Me acerqué a la chimenea y saboreé la copa de vino mientras atendía al ambiente, la gente iba llegando poco a poco mientras yo me dedicaba a mirar a varios grupos de gente riendo y bailando, brindando y chillando a los dj’s alguna petición. Un chico delgado, alto y vestido todo de negro se acercó a la chimenea.

—Lucrecia, ¿verdad?

—Ah... ¿no?

—¿Entonces?

—Olivia, encantada.

—¡Eso es! Soy Raúl. Vamos juntos a clase de Derecho Mercantil, solo que no sabía tu nombre. No se te ve mucho por las clases, ¿sabes?

—Será que no te fijas lo suficiente —mentí. Y él también lo hizo. No había asistido a una sola clase de Derecho Mercantil.

—¿Disfrutas de la fiesta?

—¡Sí! Parece que falta aún gente por venir, ¿no?

—Seguro que en unas horas no se puede estar aquí... Sirvámonos una copa. ¿Quieres algo de beber?

—Sí, he traído vino y una copa extra de cristal. ¿La quieres?

—Chica con clase. ¡Acepto la invitación!

Cuando estábamos en la cocina sirviendo una copa de vino, Rodrigo me escribió:

«No sé qué estás haciendo, pero te he llamado dos veces ya.

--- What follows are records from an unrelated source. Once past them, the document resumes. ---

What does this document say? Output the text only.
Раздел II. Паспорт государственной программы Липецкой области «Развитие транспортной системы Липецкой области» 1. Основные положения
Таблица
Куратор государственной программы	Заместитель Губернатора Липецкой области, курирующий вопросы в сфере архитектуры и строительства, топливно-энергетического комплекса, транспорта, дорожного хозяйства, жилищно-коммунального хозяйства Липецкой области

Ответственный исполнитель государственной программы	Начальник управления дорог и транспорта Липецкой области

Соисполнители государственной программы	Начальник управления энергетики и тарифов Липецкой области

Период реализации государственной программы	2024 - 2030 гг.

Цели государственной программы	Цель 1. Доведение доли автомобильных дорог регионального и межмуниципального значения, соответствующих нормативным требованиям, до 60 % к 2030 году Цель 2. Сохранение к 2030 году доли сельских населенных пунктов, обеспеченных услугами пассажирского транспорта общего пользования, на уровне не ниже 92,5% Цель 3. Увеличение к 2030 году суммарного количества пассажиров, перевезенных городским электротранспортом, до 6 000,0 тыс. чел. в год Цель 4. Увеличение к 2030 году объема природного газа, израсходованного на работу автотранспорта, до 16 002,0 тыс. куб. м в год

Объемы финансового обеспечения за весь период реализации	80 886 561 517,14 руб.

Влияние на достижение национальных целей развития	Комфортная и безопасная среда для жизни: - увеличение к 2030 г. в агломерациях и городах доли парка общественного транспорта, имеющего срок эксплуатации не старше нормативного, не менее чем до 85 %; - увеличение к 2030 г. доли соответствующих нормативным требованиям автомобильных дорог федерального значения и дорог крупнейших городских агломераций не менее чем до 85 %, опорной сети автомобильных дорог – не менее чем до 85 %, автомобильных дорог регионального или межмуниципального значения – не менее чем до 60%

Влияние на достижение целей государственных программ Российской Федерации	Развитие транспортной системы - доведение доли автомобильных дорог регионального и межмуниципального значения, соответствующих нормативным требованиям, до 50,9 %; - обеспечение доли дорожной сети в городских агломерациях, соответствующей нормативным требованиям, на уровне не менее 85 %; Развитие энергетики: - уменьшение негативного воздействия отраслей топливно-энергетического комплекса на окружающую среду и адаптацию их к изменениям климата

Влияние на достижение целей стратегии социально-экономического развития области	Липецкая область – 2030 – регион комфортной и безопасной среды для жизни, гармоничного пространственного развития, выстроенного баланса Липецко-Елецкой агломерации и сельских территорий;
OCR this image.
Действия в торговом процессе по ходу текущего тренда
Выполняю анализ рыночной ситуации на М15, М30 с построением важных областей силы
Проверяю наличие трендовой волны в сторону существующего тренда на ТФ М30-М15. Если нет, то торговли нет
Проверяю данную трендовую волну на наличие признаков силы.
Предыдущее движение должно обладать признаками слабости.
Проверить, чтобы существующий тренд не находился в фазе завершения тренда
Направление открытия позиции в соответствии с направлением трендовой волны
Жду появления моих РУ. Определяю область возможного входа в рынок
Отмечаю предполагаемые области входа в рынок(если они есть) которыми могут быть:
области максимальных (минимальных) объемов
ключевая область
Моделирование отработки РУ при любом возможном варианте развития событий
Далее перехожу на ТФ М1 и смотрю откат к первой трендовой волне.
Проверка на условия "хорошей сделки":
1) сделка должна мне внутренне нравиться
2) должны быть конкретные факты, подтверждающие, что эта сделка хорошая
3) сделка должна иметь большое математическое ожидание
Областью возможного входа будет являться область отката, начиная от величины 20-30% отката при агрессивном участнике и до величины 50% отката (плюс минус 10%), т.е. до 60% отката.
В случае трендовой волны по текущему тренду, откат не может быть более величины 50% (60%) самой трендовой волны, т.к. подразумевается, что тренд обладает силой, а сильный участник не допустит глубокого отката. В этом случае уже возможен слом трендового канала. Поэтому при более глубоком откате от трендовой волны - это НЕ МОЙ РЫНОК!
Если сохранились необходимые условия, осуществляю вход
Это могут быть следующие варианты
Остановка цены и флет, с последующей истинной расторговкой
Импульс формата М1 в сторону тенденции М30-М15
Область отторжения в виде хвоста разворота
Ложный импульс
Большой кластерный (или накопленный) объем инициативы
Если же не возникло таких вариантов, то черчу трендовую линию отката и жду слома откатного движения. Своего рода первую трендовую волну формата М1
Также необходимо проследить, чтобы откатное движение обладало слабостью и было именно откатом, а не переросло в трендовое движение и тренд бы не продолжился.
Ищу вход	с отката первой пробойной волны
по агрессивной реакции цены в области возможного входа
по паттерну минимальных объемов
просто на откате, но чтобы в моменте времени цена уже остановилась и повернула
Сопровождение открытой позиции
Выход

Haz el favor de contestarme».

Me disculpé con Raúl y salí por la puerta de la cocina que se comunicaba con el jardín para poder llamarle.

—¿Estás bien?

—¿Por qué cojones no me coges el teléfono? Estoy preocupado. —Su tono de voz sonaba más a enfado que a preocupación.

—Cielo, estoy en la fiesta y no tengo el teléfono en la mano. Ya sabías que venía, está todo bien.

—Pues cógeme el puto teléfono, joder.

—¡No estoy pendiente! ¿Quieres que esté toda la puta noche con el teléfono en la mano?

—Quizá deberías.

—Rodrigo, te tengo que colgar. Hablaremos cuando llegue a casa.

Colgué. Estaba furiosa. Me sentía inútil por estar en una fiesta en la que quizá ni siquiera quería estar y al mismo tiempo me sentía culpable porque podría haber evitado esta bronca con Rodrigo, quedándonos en casa acurrucados mientras comentábamos una película y los carrillos se nos llenaban de palomitas. Además, sus comentarios sobre mi vestimenta habían hecho que mi autoestima bajara a niveles desconocidos. Si yo me sentía de maravilla con mi aspecto, ¿por qué tenía que venir a decirme algún defecto o imperfección? No era justo. No era justo que pasáramos tanto tiempo juntos y que cada vez que me separara de él tuviera que tener el puto teléfono en la mano porque se «preocupaba». Así que guardé el teléfono en el bolso y lo silencié, sabiendo que tendría que volver a sacarlo en menos de una hora.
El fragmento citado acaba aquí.